When using polyacrylic acid scale inhibitors, special care should be taken, as high iron content may cause membrane fouling, which can increase the operating pressure of the membrane. To effectively remove this type of fouling, acid cleaning is necessary.

If cationic coagulants or filter aids are used in pre-treatment, special attention should be paid when using anionic scale inhibitors. It produces a viscous contaminant that increases operating pressure and is very difficult to clean.

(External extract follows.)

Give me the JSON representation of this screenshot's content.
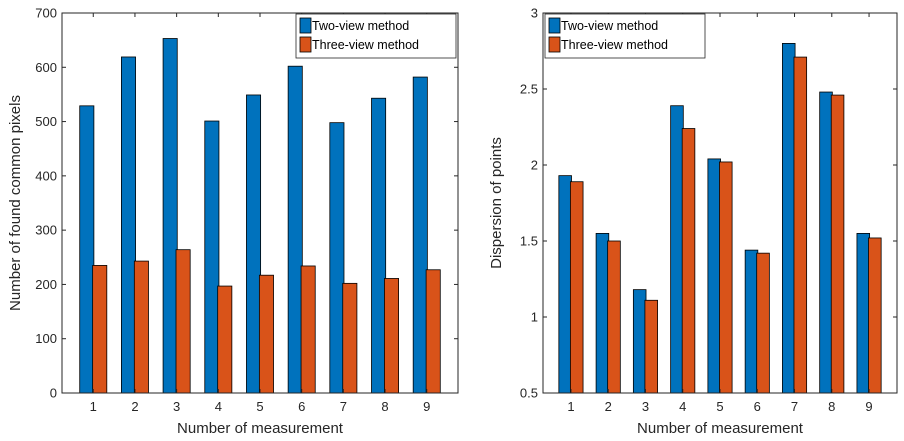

Sodium hexametaphosphate (SHMP) is a common scale inhibitor used in reverse osmosis in the early stage, but with the emergence of dedicated scale inhibitors, the dosage has been greatly reduced. There are some limitations to the use of SHMP. The solution should be prepared every 2-3 days, as exposure to air will cause hydrolysis, which not only reduces the scale inhibition effect, but also causes the possibility of calcium phosphate scaling. Using SHMP can reduce calcium carbonate scaling, and the LSI can reach+1.0. Scale inhibitors inhibit the growth of salt crystals in RO influent and concentrated water, allowing insoluble salts to exceed their saturated solubility in concentrated water. The use of scale inhibitors can be used instead of or in conjunction with acid addition. There are many factors that can affect the formation of mineral scaling. A decrease in temperature will reduce the solubility of scaling minerals (except calcium carbonate, which, in contrast to most substances, decreases as temperature increases), while an increase in TDS will increase the solubility of insoluble salts (this is because high ionic strength interferes with the formation of crystal seeds).